Hem Sâni’-i âlem’in nihayet cemâlde olan kemâl-i san’atı üzerine enzar-ı dikkati celb etmek, teşhir etmek istemesine mukabil; en yüksek bir sadâ ile dellâllık eden, yine bilmüşahede O Zâttır.

Hem bütün âlemlerin Rabbi, kesret tabakatında vahdâniyeti ilân etmek istemesine mukabil; en a’zamî bir derecede bütün merâtib-i tevhidi ilân eden yine bizzarure O Zâttır.

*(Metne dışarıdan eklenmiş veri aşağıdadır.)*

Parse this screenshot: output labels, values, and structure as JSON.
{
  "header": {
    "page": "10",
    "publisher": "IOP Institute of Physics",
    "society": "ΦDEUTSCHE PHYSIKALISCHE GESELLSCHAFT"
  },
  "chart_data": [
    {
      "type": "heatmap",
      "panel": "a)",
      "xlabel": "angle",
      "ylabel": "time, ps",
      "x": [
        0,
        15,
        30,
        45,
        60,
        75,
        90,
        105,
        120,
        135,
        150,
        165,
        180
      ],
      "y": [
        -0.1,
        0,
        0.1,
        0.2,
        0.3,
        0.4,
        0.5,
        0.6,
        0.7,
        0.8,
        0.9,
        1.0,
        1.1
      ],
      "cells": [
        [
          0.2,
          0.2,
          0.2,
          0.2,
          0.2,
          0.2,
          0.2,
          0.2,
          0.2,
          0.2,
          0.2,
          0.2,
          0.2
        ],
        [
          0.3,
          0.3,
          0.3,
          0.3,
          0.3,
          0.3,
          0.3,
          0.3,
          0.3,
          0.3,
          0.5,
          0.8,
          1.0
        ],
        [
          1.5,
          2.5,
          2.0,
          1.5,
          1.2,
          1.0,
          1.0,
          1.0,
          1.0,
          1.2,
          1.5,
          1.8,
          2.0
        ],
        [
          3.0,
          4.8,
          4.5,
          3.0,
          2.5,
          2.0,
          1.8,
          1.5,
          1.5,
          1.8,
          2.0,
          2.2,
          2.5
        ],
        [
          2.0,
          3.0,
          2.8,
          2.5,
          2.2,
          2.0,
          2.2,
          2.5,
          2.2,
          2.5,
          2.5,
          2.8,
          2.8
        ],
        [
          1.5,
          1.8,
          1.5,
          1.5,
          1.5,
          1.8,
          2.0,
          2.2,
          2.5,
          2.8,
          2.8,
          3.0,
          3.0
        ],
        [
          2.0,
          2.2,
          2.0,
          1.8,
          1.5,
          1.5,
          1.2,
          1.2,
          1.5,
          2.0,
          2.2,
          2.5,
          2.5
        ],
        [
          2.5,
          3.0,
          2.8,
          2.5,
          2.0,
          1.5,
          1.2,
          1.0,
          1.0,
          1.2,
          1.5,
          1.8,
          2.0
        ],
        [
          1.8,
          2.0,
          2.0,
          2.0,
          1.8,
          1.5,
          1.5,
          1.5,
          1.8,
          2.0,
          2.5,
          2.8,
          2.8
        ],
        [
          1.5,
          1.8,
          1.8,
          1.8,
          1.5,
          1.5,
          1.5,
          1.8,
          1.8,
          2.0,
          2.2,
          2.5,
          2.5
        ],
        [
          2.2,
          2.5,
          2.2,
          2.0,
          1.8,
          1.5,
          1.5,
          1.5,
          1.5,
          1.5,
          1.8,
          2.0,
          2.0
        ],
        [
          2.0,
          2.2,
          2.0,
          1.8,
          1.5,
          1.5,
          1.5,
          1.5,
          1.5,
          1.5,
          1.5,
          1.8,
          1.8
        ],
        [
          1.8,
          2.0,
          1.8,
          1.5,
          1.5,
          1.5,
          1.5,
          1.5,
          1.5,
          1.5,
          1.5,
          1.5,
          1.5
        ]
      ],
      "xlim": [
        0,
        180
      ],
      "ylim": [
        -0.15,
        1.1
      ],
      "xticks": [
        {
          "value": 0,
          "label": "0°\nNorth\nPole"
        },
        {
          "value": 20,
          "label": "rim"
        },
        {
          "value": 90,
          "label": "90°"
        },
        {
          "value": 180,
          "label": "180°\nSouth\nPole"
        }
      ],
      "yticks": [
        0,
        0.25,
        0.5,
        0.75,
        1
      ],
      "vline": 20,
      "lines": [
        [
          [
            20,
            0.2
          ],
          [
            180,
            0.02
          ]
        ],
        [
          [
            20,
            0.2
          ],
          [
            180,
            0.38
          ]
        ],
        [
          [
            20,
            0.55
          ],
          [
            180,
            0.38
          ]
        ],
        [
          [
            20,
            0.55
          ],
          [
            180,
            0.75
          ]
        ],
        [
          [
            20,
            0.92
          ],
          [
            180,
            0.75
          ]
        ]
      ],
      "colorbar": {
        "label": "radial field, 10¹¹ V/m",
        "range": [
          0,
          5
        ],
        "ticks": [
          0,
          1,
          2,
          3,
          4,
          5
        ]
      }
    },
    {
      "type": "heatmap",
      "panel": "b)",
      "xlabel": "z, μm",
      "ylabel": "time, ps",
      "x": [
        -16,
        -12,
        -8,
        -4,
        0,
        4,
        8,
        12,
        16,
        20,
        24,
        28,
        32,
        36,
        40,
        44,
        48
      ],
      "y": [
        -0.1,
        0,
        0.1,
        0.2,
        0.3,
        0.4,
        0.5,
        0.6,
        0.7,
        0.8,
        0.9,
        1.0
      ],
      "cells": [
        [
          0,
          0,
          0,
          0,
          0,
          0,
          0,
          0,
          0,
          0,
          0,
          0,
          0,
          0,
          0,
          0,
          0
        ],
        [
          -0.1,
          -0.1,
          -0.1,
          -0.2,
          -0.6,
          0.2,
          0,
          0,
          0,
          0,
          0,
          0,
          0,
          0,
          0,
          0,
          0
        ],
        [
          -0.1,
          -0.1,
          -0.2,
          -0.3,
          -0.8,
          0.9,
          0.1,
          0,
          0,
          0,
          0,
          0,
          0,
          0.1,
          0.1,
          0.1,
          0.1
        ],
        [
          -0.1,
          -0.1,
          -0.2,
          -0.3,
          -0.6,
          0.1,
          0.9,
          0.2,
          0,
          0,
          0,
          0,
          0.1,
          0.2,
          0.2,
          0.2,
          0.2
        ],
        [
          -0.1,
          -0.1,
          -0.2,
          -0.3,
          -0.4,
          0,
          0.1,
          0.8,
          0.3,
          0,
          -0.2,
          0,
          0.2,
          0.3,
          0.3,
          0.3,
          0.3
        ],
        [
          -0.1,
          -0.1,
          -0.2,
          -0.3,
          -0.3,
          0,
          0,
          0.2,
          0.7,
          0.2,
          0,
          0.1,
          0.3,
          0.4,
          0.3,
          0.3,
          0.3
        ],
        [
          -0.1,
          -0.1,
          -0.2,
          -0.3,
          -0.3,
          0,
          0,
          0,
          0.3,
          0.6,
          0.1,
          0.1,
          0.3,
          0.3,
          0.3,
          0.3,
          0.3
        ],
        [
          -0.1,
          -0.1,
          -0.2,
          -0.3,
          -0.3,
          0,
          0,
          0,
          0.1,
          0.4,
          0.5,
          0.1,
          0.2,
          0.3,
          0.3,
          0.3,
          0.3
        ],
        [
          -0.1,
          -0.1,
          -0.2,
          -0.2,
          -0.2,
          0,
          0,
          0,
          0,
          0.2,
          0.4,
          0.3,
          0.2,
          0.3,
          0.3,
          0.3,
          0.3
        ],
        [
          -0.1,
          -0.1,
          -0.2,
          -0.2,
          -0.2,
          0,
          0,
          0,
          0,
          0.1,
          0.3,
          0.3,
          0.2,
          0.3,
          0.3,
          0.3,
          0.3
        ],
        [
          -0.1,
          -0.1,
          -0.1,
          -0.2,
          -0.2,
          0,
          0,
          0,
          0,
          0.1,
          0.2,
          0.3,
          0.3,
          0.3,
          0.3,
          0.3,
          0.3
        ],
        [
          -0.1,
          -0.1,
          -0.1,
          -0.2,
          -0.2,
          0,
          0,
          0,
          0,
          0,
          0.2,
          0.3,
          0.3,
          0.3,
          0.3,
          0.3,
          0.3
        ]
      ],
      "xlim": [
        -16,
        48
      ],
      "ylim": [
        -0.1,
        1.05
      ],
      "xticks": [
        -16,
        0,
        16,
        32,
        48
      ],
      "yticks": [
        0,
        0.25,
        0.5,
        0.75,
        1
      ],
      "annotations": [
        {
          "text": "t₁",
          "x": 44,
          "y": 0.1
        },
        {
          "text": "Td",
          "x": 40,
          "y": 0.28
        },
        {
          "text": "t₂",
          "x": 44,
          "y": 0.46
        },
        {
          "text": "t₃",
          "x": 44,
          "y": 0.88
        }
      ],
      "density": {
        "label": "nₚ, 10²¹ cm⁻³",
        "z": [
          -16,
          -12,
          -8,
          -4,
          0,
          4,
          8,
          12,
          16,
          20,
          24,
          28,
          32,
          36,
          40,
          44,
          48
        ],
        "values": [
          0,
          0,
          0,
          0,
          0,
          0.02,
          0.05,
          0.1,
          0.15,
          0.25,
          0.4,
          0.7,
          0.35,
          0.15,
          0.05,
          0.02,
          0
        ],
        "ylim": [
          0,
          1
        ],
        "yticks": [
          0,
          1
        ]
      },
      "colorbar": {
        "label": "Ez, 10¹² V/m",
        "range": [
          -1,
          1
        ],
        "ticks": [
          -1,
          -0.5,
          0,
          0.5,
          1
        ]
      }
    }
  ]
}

Hem Sâhib-i âlem’in nihayet derecede âsârındaki cemâlin işâretiyle, nihayetsiz hüsn-ü zâtîsini ve cemâlinin mehasinini ve hüsnünün letâifini âyinelerde mukteza-yı hakîkat ve hikmet olarak görmek ve göstermek istemesine mukabil; en şa’şaalı bir sûrette âyinedarlık eden ve gösteren ve sevip, başkasına sevdiren yine bilbedâhe O Zâttır.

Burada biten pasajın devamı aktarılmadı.